Un piano di rientro dettagliato inviato per PEC a dicembre, che non ha prodotto però risposta, finché all’inizio di marzo è arrivata come una doccia fredda la notifica dell’ufficiale giudiziario per lo sfratto.

«Ci hanno comunicato – continua Didier – che per il 16 aprile è stato prenotato da parte di Acer uno sfratto con l’ausilio della forza pubblica, una roba che si fa per situazioni di conflitto tra proprietà e inquilino ma non nel nostro caso che avevamo una trattativa aperta. Stupiti di ciò abbiamo ricontattato Acer che, effettivamente, non aveva nemmeno letto la nostra proposta. Si sono, quindi, scusati e, grazie all’intermediazione del Comune, ci hanno però chiesto 2.500 euro entro il 10 aprile più 100 euro da aggiungere all’affitto. Il problema però rimane: se anche riuscissimo a pagare per scongiurare questo sgombero, come faremo poi a pagare 600 euro al mese più le spese correnti?».

Casa del Mondo ha, intanto organizzato una raccolta fondi, e due giornate di sensibilizzazione, domenica 24 marzo in piazza dell’Unità e mercoledì 27 presso la propria sede con la proiezione dl documentario The long Road to the Hall of Fame di Réda Zine, socio dell’aps.
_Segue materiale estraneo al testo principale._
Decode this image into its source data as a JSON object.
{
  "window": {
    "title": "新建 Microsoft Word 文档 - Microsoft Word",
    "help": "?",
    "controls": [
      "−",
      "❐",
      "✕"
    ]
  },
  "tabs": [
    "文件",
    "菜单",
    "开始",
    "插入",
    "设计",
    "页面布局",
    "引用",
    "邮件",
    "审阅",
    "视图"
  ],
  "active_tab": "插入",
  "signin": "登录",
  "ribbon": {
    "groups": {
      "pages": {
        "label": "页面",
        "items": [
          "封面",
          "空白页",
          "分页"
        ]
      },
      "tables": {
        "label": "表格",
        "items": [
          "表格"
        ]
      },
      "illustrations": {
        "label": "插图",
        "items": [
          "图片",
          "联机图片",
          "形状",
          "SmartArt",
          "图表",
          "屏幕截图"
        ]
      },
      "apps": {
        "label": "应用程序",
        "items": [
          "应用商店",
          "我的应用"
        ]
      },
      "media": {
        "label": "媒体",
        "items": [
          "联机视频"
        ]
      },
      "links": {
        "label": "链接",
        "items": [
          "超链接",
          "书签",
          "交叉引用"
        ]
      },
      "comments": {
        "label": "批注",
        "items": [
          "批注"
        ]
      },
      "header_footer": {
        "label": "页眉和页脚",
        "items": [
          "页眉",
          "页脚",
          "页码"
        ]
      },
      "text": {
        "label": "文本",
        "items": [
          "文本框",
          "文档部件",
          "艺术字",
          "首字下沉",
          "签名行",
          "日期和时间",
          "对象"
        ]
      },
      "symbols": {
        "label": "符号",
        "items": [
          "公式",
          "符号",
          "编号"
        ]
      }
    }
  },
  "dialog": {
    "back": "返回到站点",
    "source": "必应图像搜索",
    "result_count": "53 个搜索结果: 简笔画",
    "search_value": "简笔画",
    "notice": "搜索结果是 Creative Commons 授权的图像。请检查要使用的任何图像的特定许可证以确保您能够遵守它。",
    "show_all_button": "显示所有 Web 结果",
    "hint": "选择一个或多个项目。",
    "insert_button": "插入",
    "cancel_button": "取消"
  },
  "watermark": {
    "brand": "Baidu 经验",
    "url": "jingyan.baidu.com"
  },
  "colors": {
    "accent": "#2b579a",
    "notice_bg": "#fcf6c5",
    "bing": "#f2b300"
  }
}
«Il crowdfunding che abbiamo organizzato non ci aiuterà certo a risolvere i nostri problemi, ma vuole sottolineare e rendere chiaro il problema dell’accessibilità agli spazi pubblici. Un problema che riguarda, ad esempio, anche la vicenda Làbas. Dal Comune ci dicono di aver bisogno di tempo per poter modificare il regolamento di ACER e che vorrebbero trovare una soluzione alternativa ai bandi che consenta assegnazioni dirette. Ma io credo che manca la volontà politica, perché la legge in questo senso è chiara. Nella nostra proposta ho estrapolato tutte le normative utili per poter realizzare un cambio di destinazione d’uso e permettere al Comune di ritirare quell’immobile dalla gestione ACER e assegnarlo per funzioni sociali. In via Zampieri, per dire, abbiamo individuato quattro immobili vuoti che ACER non ha mai messo a bando da sette anni. Sono lì a prendere polvere e sono uno schiaffo alla povertà e alle attività di volontariato».